Vendor-driven network overlay techniques, programmability via proprietary APIs for existing switches, and manual reprogramming to route traffic are some of the options available today for traditional network devices to deliver a dynamic network.
IT administrators are adopting virtualized infrastructure to realize the performance and cost benefits from centralized, industry-standard software and hardware with distributed processing capacity that require fewer network engineering personnel to manage. Virtualization, the driver for consolidation of server resources as virtual workloads to reduce cost, enables applications to be virtualized and distributed. As existing workloads are migrated across machines, networks or even geographies, or new application resources are added or removed based on demand, the physical end points of existing network traffic flow change. This migration of server resources is challenging for many aspects of traditional networking.
For administrators of networks, and providers of value-added services, traditional networks must evolve to be dynamic while at the same time reduce cost by adhering to standards and reducing vendor dependence. They must also allow protocol and policy independence, and address changing traffic patterns and usage driven by mobility of users and cloud-based delivery of applications.
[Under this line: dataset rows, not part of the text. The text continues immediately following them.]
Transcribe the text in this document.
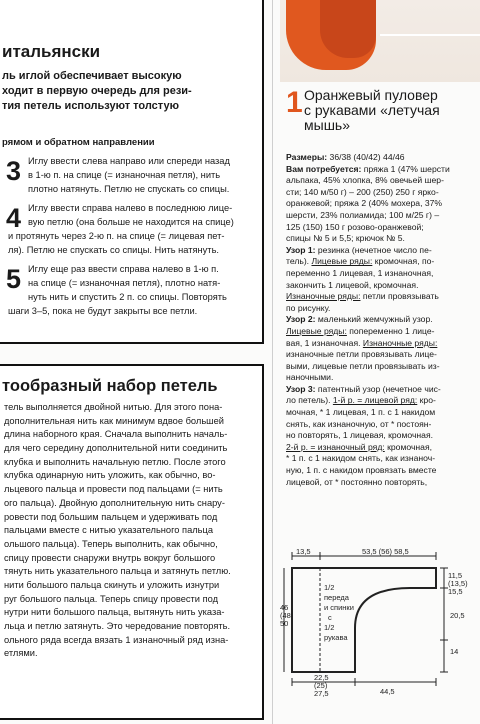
итальянски
ль иглой обеспечивает высокую
ходит в первую очередь для рези-
тия петель используют толстую
рямом и обратном направлении
3 Иглу ввести слева направо или спереди назад
в 1-ю п. на спице (= изнаночная петля), нить
плотно натянуть. Петлю не спускать со спицы.
4 Иглу ввести справа налево в последнюю лице-
вую петлю (она больше не находится на спице)
и протянуть через 2-ю п. на спице (= лицевая пет-
ля). Петлю не спускать со спицы. Нить натянуть.
5 Иглу еще раз ввести справа налево в 1-ю п.
на спице (= изнаночная петля), плотно натя-
нуть нить и спустить 2 п. со спицы. Повторять
шаги 3–5, пока не будут закрыты все петли.
тообразный набор петель
тель выполняется двойной нитью. Для этого пона-
дополнительная нить как минимум вдвое большей
длина наборного края. Сначала выполнить началь-
для чего середину дополнительной нити соединить
клубка и выполнить начальную петлю. После этого
клубка одинарную нить уложить, как обычно, во-
льцевого пальца и провести под пальцами (= нить
ого пальца). Двойную дополнительную нить снару-
ровести под большим пальцем и удерживать под
пальцами вместе с нитью указательного пальца
ольшого пальца). Теперь выполнить, как обычно,
спицу провести снаружи внутрь вокруг большого
тянуть нить указательного пальца и затянуть петлю.
нити большого пальца скинуть и уложить изнутри
руг большого пальца. Теперь спицу провести под
нутри нити большого пальца, вытянуть нить указа-
льца и петлю затянуть. Это чередование повторять.
ольного ряда всегда вязать 1 изнаночный ряд изна-
етлями.
1 Оранжевый пуловер
с рукавами «летучая
мышь»
Размеры: 36/38 (40/42) 44/46
Вам потребуется: пряжа 1 (47% шерсти
альпака, 45% хлопка, 8% овечьей шер-
сти; 140 м/50 г) – 200 (250) 250 г ярко-
оранжевой; пряжа 2 (40% мохера, 37%
шерсти, 23% полиамида; 100 м/25 г) –
125 (150) 150 г розово-оранжевой;
спицы № 5 и 5,5; крючок № 5.
Узор 1: резинка (нечетное число пе-
тель). Лицевые ряды: кромочная, по-
переменно 1 лицевая, 1 изнаночная,
закончить 1 лицевой, кромочная.
Изнаночные ряды: петли провязывать
по рисунку.
Узор 2: маленький жемчужный узор.
Лицевые ряды: попеременно 1 лице-
вая, 1 изнаночная. Изнаночные ряды:
изнаночные петли провязывать лице-
выми, лицевые петли провязывать из-
наночными.
Узор 3: патентный узор (нечетное чис-
ло петель). 1-й р. = лицевой ряд: кро-
мочная, * 1 лицевая, 1 п. с 1 накидом
снять, как изнаночную, от * постоян-
но повторять, 1 лицевая, кромочная.
2-й р. = изнаночный ряд: кромочная,
* 1 п. с 1 накидом снять, как изнаноч-
ную, 1 п. с накидом провязать вместе
лицевой, от * постоянно повторять,
13,5	53,5 (56) 58,5
11,5
(13,5)
15,5
20,5
14
46
(48)
50
44,5
22,5
(25)
27,5
1/2
переда
и спинки
с
1/2
рукава
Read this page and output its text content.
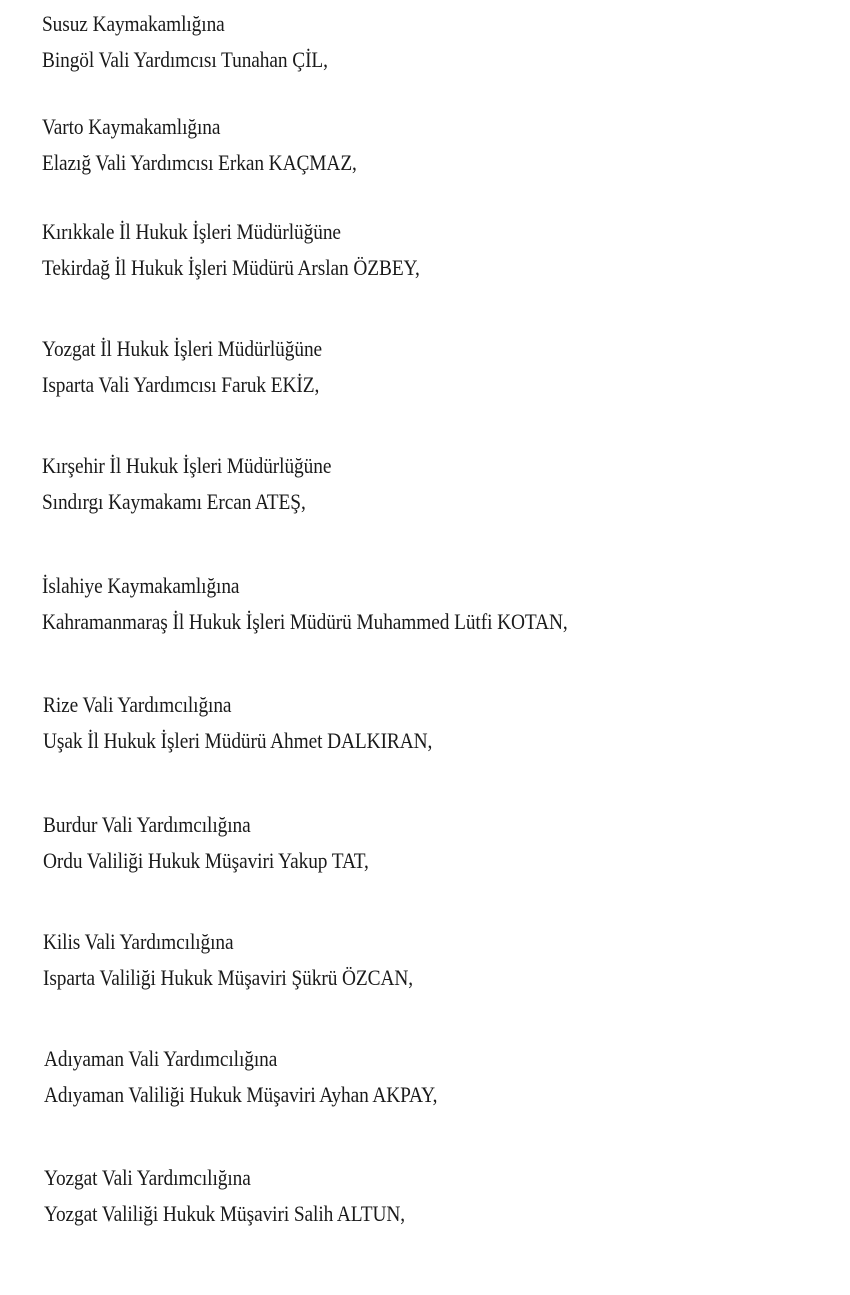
Susuz Kaymakamlığına
Bingöl Vali Yardımcısı Tunahan ÇİL,
Varto Kaymakamlığına
Elazığ Vali Yardımcısı Erkan KAÇMAZ,
Kırıkkale İl Hukuk İşleri Müdürlüğüne
Tekirdağ İl Hukuk İşleri Müdürü Arslan ÖZBEY,
Yozgat İl Hukuk İşleri Müdürlüğüne
Isparta Vali Yardımcısı Faruk EKİZ,
Kırşehir İl Hukuk İşleri Müdürlüğüne
Sındırgı Kaymakamı Ercan ATEŞ,
İslahiye Kaymakamlığına
Kahramanmaraş İl Hukuk İşleri Müdürü Muhammed Lütfi KOTAN,
Rize Vali Yardımcılığına
Uşak İl Hukuk İşleri Müdürü Ahmet DALKIRAN,
Burdur Vali Yardımcılığına
Ordu Valiliği Hukuk Müşaviri Yakup TAT,
Kilis Vali Yardımcılığına
Isparta Valiliği Hukuk Müşaviri Şükrü ÖZCAN,
Adıyaman Vali Yardımcılığına
Adıyaman Valiliği Hukuk Müşaviri Ayhan AKPAY,
Yozgat Vali Yardımcılığına
Yozgat Valiliği Hukuk Müşaviri Salih ALTUN,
Software Defined Networking (SDN) brings standardization - well-defined interfaces, OpenFlow as the initial protocol standard, and programmability to the network infrastructure - while Network Function Virtualization (NFV) allows network operators to quickly enable new value-added services. The NFV effort is highly complementary to SDN and both concepts will have a profound impact on network communications.
SDN enables the control plane of a networking switch to be decoupled from the data plane and implemented as a software application. By centralizing the control plane, administrators are able to monitor and direct network traffic through software. As a result, the network appears to the applications and policy engines as a single, logical switch.
Today, each network function - such as network and application security, traffic management, firewall, etc. - is vendor-specific and optimized for a particular hardware. For an operator, adding a new service, say for example cloud-based tenants, may require a new hardware network appliance. This demands space and power for the new network device, and managing the life cycle of this new appliance can be challenging as well as expensive. NFV is a network operator initiative to increase the virtual network functions within data centers and service provider networks while addressing the cost aspects (OPEX and CapEX) of their network infrastructure.
The popularity of SDN will be driven by availability of innovative SDN applications that work with new SDN controllers and can quickly deliver the benefits for this dynamic network (e.g., scalability, visibility, management and availability of applications).
Radware has introduced an SDN application that works with SDN controllers to address network security (DefenseFlow). We recently announced an Application Delivery Controller (ADC) SDN application -ElasticScale - that provides on-demand ADC resource scaling based on dynamic service/application SLA. The SDN ADC application allows the utilization of virtual and physical ADC resources across disparate networks to support local and global load balancing and disaster recovery scenarios.